Fusarium head blight (FHB) is a serious disease of wheat that threatens wheat production worldwide. In this study, high-throughput sequencing technology was used to analyze the rhizosphere soil microbial metagenomes of 4 wheat cultivars with different levels of resistance to FHB. The results showed that there were differences in the diversity, structure, and composition of rhizosphere microorganisms between resistant and sensitive varieties. The rhizosphere soil bacterial diversity of the resistant wheat varieties Su Mai 3 and Yang Mai 16 was higher than that of the susceptible wheat varieties Zheng Mai 9023 and Zhou Mai 20. The diversity of rhizosphere fungi in resistant varieties was lower than that in susceptible varieties, but the abundance was higher than that in susceptible varieties.

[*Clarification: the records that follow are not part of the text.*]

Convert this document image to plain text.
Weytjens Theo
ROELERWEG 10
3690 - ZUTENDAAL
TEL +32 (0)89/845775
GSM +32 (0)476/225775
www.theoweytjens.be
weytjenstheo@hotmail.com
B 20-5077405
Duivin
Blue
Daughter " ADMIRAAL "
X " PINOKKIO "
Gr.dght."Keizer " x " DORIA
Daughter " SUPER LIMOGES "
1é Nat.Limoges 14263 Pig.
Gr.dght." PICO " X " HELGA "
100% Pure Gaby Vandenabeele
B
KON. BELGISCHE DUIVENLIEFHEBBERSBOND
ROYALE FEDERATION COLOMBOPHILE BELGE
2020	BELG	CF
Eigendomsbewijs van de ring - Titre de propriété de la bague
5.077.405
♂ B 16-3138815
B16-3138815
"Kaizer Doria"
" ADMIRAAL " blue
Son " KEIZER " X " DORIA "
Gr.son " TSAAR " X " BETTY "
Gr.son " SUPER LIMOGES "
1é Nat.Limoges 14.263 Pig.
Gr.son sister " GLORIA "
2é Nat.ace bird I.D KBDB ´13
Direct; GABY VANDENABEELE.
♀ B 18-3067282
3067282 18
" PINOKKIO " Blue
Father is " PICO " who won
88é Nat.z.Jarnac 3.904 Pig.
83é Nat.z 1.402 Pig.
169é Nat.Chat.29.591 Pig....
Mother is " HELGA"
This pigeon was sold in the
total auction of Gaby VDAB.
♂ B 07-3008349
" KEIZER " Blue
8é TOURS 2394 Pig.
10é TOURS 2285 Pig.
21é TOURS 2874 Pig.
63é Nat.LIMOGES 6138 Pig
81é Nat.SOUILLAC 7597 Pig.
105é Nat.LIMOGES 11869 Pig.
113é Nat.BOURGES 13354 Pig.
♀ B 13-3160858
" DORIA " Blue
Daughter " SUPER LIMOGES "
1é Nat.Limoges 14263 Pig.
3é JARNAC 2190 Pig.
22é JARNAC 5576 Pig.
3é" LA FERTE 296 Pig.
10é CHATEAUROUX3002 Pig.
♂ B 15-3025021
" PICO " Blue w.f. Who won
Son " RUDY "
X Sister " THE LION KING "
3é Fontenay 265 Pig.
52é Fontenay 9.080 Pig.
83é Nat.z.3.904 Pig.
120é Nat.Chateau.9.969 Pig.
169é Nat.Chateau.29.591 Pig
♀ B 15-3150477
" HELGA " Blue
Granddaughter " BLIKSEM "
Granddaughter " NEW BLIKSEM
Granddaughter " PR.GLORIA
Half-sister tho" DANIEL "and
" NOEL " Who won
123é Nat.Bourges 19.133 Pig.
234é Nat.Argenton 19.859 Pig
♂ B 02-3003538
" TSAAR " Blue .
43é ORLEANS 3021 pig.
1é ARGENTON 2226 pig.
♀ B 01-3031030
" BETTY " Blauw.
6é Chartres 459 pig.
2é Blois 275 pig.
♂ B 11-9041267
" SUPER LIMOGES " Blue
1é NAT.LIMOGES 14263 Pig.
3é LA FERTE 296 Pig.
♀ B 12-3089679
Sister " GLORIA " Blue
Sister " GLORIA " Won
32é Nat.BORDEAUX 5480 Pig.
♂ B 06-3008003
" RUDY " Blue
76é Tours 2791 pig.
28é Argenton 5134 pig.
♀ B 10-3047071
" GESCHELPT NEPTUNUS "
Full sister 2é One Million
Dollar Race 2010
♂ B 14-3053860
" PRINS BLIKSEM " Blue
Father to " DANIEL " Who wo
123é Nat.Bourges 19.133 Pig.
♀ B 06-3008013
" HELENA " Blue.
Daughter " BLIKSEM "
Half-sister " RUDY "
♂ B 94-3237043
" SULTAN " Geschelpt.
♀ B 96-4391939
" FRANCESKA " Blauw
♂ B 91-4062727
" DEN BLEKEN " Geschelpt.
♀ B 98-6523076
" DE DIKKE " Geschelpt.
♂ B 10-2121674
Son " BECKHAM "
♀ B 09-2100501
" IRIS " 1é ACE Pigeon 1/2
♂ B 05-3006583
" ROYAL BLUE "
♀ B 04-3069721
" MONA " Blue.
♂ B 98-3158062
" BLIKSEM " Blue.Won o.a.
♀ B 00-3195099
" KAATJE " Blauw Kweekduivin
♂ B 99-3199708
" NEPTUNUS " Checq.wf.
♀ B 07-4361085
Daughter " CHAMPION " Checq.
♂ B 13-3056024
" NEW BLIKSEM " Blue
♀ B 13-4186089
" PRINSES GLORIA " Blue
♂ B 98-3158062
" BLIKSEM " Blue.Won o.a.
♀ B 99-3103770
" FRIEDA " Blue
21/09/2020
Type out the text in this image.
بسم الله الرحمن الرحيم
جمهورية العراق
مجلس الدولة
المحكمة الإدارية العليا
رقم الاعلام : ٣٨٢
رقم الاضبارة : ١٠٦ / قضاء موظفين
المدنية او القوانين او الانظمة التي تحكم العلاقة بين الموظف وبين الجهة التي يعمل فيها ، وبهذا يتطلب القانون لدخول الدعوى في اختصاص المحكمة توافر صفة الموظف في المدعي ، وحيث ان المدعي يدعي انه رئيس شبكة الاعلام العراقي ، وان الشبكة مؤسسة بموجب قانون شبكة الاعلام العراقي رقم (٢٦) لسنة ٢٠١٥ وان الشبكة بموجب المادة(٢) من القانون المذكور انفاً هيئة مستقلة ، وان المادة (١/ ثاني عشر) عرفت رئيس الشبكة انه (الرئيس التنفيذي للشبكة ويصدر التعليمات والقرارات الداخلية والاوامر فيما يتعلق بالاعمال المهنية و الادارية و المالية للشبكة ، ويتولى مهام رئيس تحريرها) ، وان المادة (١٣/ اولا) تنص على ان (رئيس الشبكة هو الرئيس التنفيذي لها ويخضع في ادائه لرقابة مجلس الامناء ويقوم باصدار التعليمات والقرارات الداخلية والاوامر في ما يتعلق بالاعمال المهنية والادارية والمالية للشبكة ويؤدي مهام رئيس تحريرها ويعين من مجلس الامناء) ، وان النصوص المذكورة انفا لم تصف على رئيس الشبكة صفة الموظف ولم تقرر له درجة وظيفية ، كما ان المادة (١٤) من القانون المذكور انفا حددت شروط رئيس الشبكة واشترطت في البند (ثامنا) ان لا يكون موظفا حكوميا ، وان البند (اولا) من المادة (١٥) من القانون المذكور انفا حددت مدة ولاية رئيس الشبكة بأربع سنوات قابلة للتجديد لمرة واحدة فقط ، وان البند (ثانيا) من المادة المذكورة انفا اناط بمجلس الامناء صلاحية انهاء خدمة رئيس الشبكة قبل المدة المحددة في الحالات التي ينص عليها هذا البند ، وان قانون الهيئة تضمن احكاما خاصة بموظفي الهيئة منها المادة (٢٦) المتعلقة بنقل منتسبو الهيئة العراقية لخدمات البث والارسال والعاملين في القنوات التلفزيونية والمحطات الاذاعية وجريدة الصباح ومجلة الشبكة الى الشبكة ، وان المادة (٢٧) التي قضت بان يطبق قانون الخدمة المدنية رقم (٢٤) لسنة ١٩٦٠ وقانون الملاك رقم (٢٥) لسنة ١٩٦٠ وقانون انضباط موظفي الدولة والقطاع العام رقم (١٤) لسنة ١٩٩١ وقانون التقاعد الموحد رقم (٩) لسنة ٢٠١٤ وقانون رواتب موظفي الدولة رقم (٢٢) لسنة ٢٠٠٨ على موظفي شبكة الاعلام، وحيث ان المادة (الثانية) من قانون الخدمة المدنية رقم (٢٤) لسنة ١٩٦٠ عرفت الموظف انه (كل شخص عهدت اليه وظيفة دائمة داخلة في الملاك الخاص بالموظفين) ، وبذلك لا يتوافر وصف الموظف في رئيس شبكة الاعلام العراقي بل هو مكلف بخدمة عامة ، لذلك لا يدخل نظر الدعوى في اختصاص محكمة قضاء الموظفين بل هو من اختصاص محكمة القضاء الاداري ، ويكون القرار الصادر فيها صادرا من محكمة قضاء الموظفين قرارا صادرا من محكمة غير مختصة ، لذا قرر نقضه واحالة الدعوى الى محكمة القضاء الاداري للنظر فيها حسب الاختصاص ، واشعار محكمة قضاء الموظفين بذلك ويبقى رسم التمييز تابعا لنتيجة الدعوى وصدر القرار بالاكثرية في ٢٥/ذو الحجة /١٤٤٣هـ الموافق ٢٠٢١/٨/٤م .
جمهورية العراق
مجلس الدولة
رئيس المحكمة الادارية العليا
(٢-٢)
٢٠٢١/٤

Variety was found to alter the community structure of wheat rhizosphere microorganisms. Resistant varieties SM3 and YM16 and moderately susceptible variety ZM9023 had similar microbial community structure, while highly susceptible variety ZM20 was significantly different from other varieties. The study is aimed at analyzing the effects of wheat varieties of different resistance to FHB on the composition and abundance of rhizosphere soil microbial community to screen out bacteria or fungi that can be used to control FHB, providing the theoretical basis for FHB biological control.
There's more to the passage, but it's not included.